Authorities— Trs. of the Free Tron Church v. Morrison, 13 Scot. Law Rep. 384; Anderson v. Garson, Dec. 16, 1875, 3 R. 254; Arthur v. Bell, June 16, 1861, 4 Macph. 841.
At advising—
It is impossible to entertain the proposition that the pursuer should be reponed except on very serious conditions as to expenses, and while I am not prepared in the circumstances to say that the reclaiming note should be refused altogether, I think that the pursuer must pay in full the expenses to which the defender has been put by his default. We are not in a position to determine how much these expenses are, and I think we should leave that to the Lord Ordinary to determine.
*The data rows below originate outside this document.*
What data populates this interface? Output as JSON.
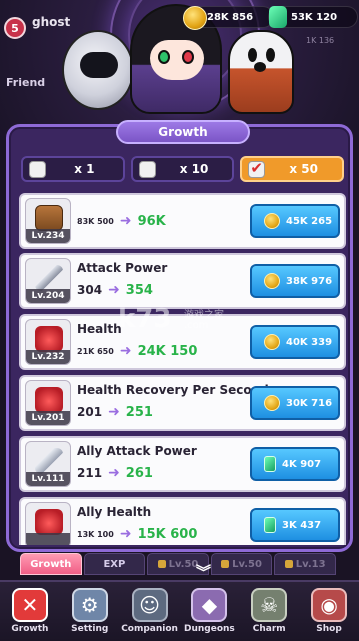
{
  "header": {
    "level": "5",
    "player_name": "ghost",
    "exp_text": "",
    "friend_label": "Friend",
    "gold": "28K 856",
    "gems": "53K 120",
    "sub_gold": "",
    "sub_gems": "1K 136"
  },
  "panel": {
    "title": "Growth",
    "multipliers": [
      {
        "label": "x 1",
        "active": false
      },
      {
        "label": "x 10",
        "active": false
      },
      {
        "label": "x 50",
        "active": true
      }
    ]
  },
  "items": [
    {
      "name": "",
      "level": "Lv.234",
      "current": "83K 500",
      "next": "96K",
      "cost": "45K 265",
      "currency": "gold",
      "art": "chest"
    },
    {
      "name": "Attack Power",
      "level": "Lv.204",
      "current": "304",
      "next": "354",
      "cost": "38K 976",
      "currency": "gold",
      "art": "sword"
    },
    {
      "name": "Health",
      "level": "Lv.232",
      "current": "21K 650",
      "next": "24K 150",
      "cost": "40K 339",
      "currency": "gold",
      "art": "heart"
    },
    {
      "name": "Health Recovery Per Second",
      "level": "Lv.201",
      "current": "201",
      "next": "251",
      "cost": "30K 716",
      "currency": "gold",
      "art": "heart-plus"
    },
    {
      "name": "Ally Attack Power",
      "level": "Lv.111",
      "current": "211",
      "next": "261",
      "cost": "4K 907",
      "currency": "gem",
      "art": "ghost-sword"
    },
    {
      "name": "Ally Health",
      "level": "",
      "current": "13K 100",
      "next": "15K 600",
      "cost": "3K 437",
      "currency": "gem",
      "art": "ghost-heart"
    }
  ],
  "tabs": [
    {
      "label": "Growth",
      "active": true,
      "locked": false
    },
    {
      "label": "EXP",
      "active": false,
      "locked": false
    },
    {
      "label": "Lv.50",
      "active": false,
      "locked": true
    },
    {
      "label": "Lv.50",
      "active": false,
      "locked": true
    },
    {
      "label": "Lv.13",
      "active": false,
      "locked": true
    }
  ],
  "nav": [
    {
      "label": "Growth",
      "icon": "close-icon",
      "glyph": "✕"
    },
    {
      "label": "Setting",
      "icon": "gear-icon",
      "glyph": "⚙"
    },
    {
      "label": "Companion",
      "icon": "companion-icon",
      "glyph": "☺"
    },
    {
      "label": "Dungeons",
      "icon": "dungeon-icon",
      "glyph": "◆"
    },
    {
      "label": "Charm",
      "icon": "charm-icon",
      "glyph": "☠"
    },
    {
      "label": "Shop",
      "icon": "shop-icon",
      "glyph": "◉"
    }
  ],
  "watermark": {
    "logo": "k73",
    "site_name": "游戏之家",
    "url": ".com"
  },
  "colors": {
    "accent": "#8e6ad6",
    "gold": "#e2a414",
    "gem": "#1aa86a",
    "buy_button": "#1e8fe2",
    "active_tab": "#f05e86",
    "active_multiplier": "#f09a2a"
  }
}
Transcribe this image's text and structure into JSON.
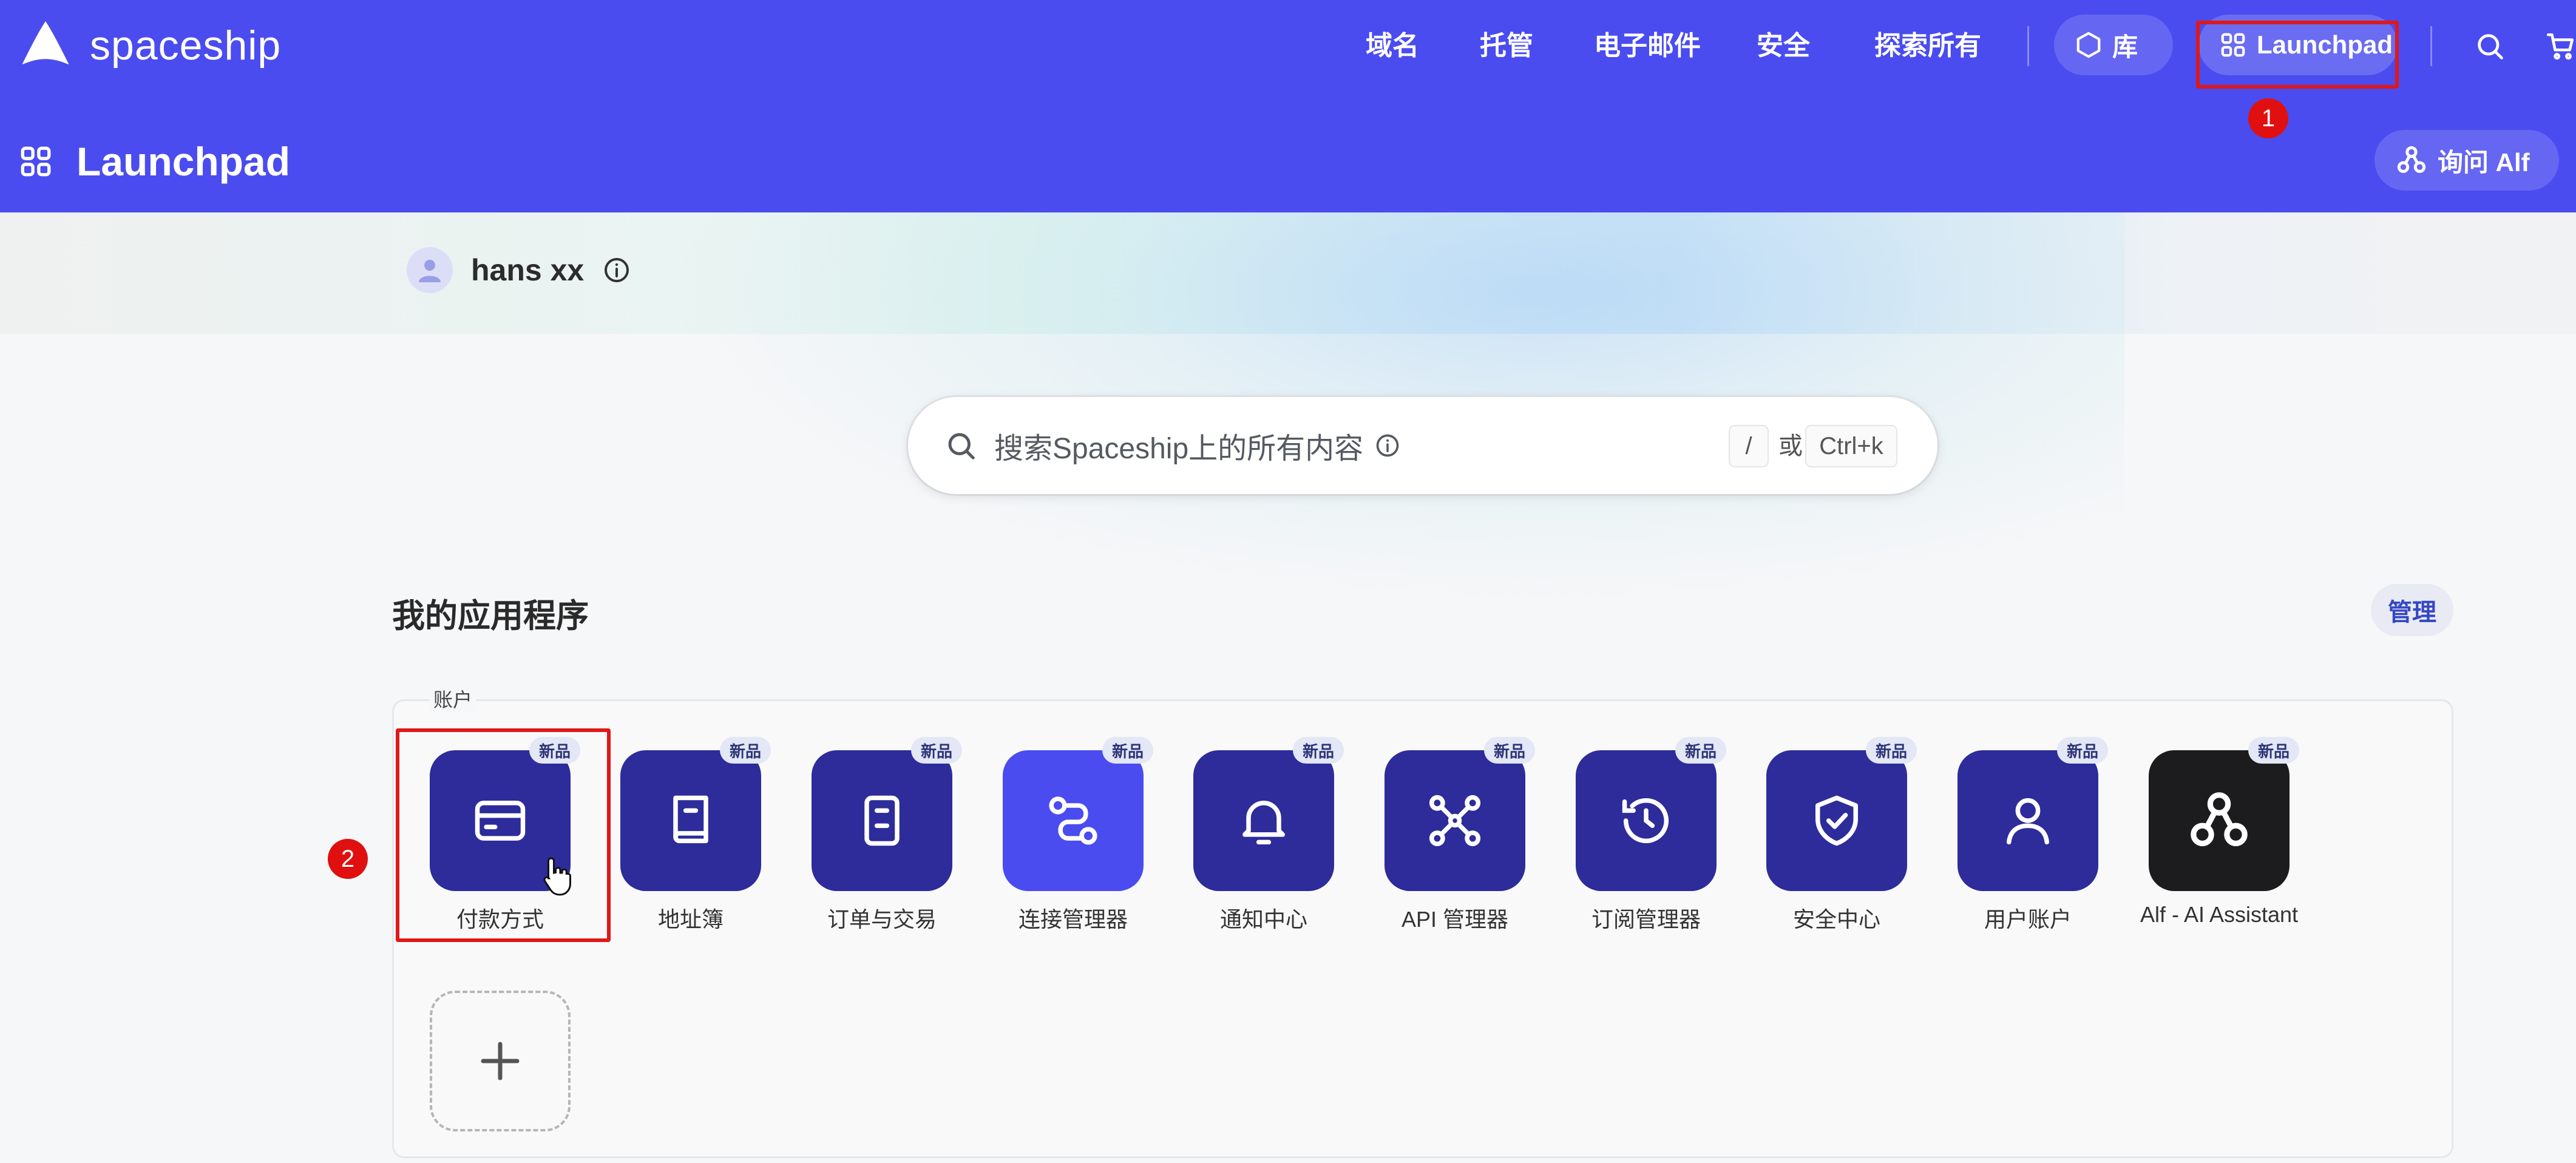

An apparent difficulty has been presented to us by the fact that the defender has already proceeded to have his account of expenses taxed, and has obtained decree, and that that interlocutor has not been brought under review. I desire to make two observations upon this point. The first is that we cannot touch that decree; and, in the second place, that that being so, I think we ought to dispose of this matter as if no such decree existed. Of course if the defender gives a charge upon the decree of 20th July, the payment of the expenses now to be found due by the Lord Ordinary as the condition of reponing the pursuer, if made, will be a payment to account of the £90 for which decree has already been obtained. But at present I give no opinion as to whether that decree can be suspended or not;
What I propose to do is to repone the pursuer against this decree by default on payment to the defender of the expense occasioned to him thereby, and to remit to the Lord Ordinary to ascertain the sum of expenses.
I agree in thinking that the delay has lain with the agent and not with the party. It would be hard to apply with a strong hand a universal rule where the agent has failed and the client has never had an opportunity of knowing the state of matters and getting his agent to take up the case. This is not a precedent for any other case. It is a very favourable case for a party desiring to be reponed, and it is quite right that the Lord Ordinary should fix the amount of expense which the pursuer must pay.
The following interlocutor was pronounced:—
“The Lords having heard counsel on the reclaiming note for Andrew Morrison, pursuer, against Lord Young's interlocutor of 5th July 1876, remit to the Lord Ordinary to repone the pursuer against the decree contained in the said interlocutor reclaimed against, on payment of the expenses occasioned to the defenders by the pursuer's default.”
Counsel for Pursuer— M'Kechnie. Agents— J. & A. Hastie, S.S.C.
Counsel for Defenders— Henderson. Agents— Waddell & M'Intosh, W.S.